Originally published at Gatestone Institute.
Egypt’s interim president Adly Mansour has set January 14 and 15, 2014, as the dates for a referendum on the country’s amended constitution.
Amr Moussa – the chairman of the (fifty-member) Committee of Fifty tasked with amending the 2012 Islamist constitution – appeared in multiple televised interviews to tell about the importance of the new amended constitution for the future of Egypt. He talked about how the new constitution guarantees that Egypt will have a “civilian government” and will promote the creation of a “democratic and modern country.” He stressed that Egypt will have no military or theocratic government. He also listed several articles that will guarantee freedom for Egyptians, including freedom of religion and freedom of expression.
A closer look at the constitution itself reveals that it is not the freedom-promoting document Moussa describes it as being.
The amended constitution still includes Article Two of the previous constitution, which states that Islam is Egypt’s religion and that the “principles” of the Islamic Sharia law are the country’s main source of legislation. This clearly puts Egypt’s religious minorities, most notably the Coptic Christians, in a position of extreme vulnerability. When this was pointed out, Moussa stated that there was nothing to be done because the article had been approved unanimously by the Committee of Fifty, which included Coptic leaders. What Moussa failed to report, however, was that a Copt who served on the Committee of Fifty openly admitted on national television that he had caved into the demands of Islamists who want to turn Egypt into an Islamic theocracy.

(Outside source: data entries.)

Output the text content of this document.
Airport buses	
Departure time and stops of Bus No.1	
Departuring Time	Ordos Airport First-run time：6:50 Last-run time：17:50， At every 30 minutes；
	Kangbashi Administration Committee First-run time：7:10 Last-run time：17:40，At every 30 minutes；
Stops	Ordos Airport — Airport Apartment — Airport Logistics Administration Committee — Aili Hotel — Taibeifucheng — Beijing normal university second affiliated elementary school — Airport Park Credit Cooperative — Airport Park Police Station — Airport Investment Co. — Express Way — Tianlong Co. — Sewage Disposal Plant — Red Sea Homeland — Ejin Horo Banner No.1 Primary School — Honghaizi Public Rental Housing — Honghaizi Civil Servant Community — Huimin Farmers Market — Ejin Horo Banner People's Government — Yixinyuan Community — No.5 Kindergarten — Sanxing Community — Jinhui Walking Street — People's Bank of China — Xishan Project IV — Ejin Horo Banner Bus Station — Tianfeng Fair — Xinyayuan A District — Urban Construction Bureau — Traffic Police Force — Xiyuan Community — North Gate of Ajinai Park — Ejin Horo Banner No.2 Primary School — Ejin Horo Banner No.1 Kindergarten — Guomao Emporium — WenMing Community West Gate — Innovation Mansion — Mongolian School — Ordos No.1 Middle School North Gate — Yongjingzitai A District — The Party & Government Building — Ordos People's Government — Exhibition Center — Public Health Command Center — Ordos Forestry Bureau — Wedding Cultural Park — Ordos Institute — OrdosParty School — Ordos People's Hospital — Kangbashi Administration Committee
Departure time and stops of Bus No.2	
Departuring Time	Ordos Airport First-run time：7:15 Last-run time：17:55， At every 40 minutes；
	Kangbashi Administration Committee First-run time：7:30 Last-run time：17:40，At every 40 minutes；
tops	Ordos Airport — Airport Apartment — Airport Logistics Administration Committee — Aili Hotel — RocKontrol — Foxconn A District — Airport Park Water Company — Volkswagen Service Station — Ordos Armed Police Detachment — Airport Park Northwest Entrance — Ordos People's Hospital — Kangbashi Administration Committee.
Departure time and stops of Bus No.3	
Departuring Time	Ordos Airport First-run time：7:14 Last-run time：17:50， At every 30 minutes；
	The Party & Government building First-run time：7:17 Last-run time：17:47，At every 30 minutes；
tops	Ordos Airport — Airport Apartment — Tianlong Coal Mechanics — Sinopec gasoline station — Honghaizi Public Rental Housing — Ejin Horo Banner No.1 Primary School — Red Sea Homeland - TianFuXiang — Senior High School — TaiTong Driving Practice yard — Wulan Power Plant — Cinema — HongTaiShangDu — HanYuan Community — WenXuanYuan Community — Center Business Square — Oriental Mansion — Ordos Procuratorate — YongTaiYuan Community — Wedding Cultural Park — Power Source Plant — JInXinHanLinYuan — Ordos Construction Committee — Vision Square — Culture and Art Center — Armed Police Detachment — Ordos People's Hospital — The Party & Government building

Retaining Article Two is not the only problem with the constitution. It also places Egypt’s military beyond civilian oversight, rendering the phrase “civilian government” meaningless. This condition is a huge problem: Egypt’s armed forces have amassed an enormous and independent economic empire which includes gas stations, banquet halls, construction operations, factories, and vast tracts of land. Consequently, Egyptian generals are the feudal lords of modern Egypt; their underlings are their squires and scribes, and those outside the military are turned into defenseless peasants.
This arrangement is solidified by another part of the constitution that allows Egyptian civilians to be tried in a military court. In an effort to allay fear over this, Moussa stressed that civilians can only be tried in a military court in specific kinds of cases – when someone attacks a military buildings or equipment, for example.
But Major General Medhat Radwan Gazi, chief of military justice, contradicted Mr. Moussa. Gazi confirmed that disputes between civilians and the operators of military owned-businesses could be settled by a military court to protect the officers or soldiers who work and manage these businesses.
Gazi also said that there is no difference between an officer defending the country in a tank or pumping gas or managing a gas station. They are all officers of the armed forces, so any dispute with the public will be tried in military court. In sum, the proposed constitution entrenches a modern-day system of feudalism in the land of the Nile.
This plan is a disaster. Egypt has been under military rule for over 61 years, and emergency laws have been used for over 32 years of its recent history. Thousands of civilians have been tried and convicted in military courts for all kinds of charges. Gazi confirmed that the armed forces will continue governing Egypt for the foreseeable future.
One would think that in exchange for cementing the status of Egypt’s generals as modern-day Pharaohs, the new constitution would at least protect Egyptian citizens from an onslaught of theocratic extremism. It does not.